What remains is a small hut with an iron fence and a pillared roof, sheltering three stone tombstones. One is sandstone, carved with inscriptions in Javanese script. Another is plain gravel, without markings. The mausoleum sits in the city center, enclosed by a gated but unguarded fence that anyone can enter. And enter they do. Visitors come seeking blessings for personal aspirations -- success in gambling is a commonly cited motivation -- leaving candles, perfume, and unusual offerings.
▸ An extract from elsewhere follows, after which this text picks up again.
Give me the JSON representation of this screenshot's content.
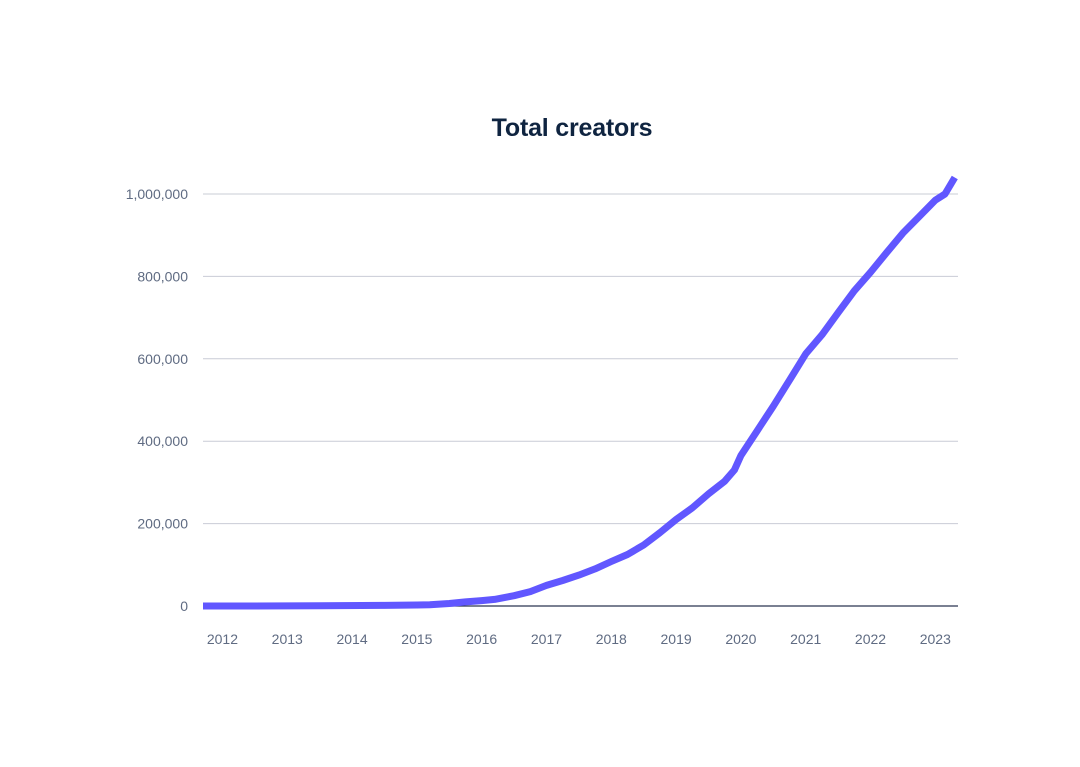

The belief in a benevolent guardian spirit watching over the tomb fuels reverence for the site, even though Islamic law expressly forbids this kind of supplication at graves. The irony is tangible: centuries of devotion have left the gravestone surfaces burned and blackened with candle wax, rendering the inscriptions that might answer fundamental questions about Raja Ayang's identity increasingly unreadable. The very reverence that preserved the site's cultural importance is erasing its historical evidence.

Preservation Under the Dome

In September 2008, as part of the National Development Plan 2007-2012, the Public Works Department completed a reconstruction of the mausoleum, transforming its roof into a dome structure. The renovated site was handed over to the Brunei History Centre in October 2009. The reconstruction aimed to protect the tombstones from further deterioration while maintaining the site's accessibility and spiritual significance. A 1986 investigation had identified fragments of calligraphy on the stones: one facing south may contain verses from Surah Al-Mu'min, while a broken stone to the west displays six vertical lines of Jawi script in Arabic naskh calligraphy. These surviving fragments, along with the 1973 photographs taken by the Museums Department, may be all that remains of the original inscriptions -- a slim but precious thread connecting a modern capital to a medieval punishment, a legend to a gravestone, and a princess to whatever truth lies beneath five centuries of wax.

From the Air

Coordinates: 4.8901N, 114.9429E. Located in the Pusat Bandar district of Bandar Seri Begawan, very close to the iconic Omar Ali Saifuddien Mosque whose golden dome is the most prominent aerial landmark in the capital. The mausoleum sits within the urban grid near Jalan Elizabeth II. Kampong Ayer, the world's largest water village, extends along the Brunei River to the north. Brunei International Airport (WBSB) is approximately 9 km northeast. Best viewed at 2,000-3,000 feet to pick out individual structures in the dense city center. Typical equatorial weather with hazy afternoons; morning passes offer sharper definition.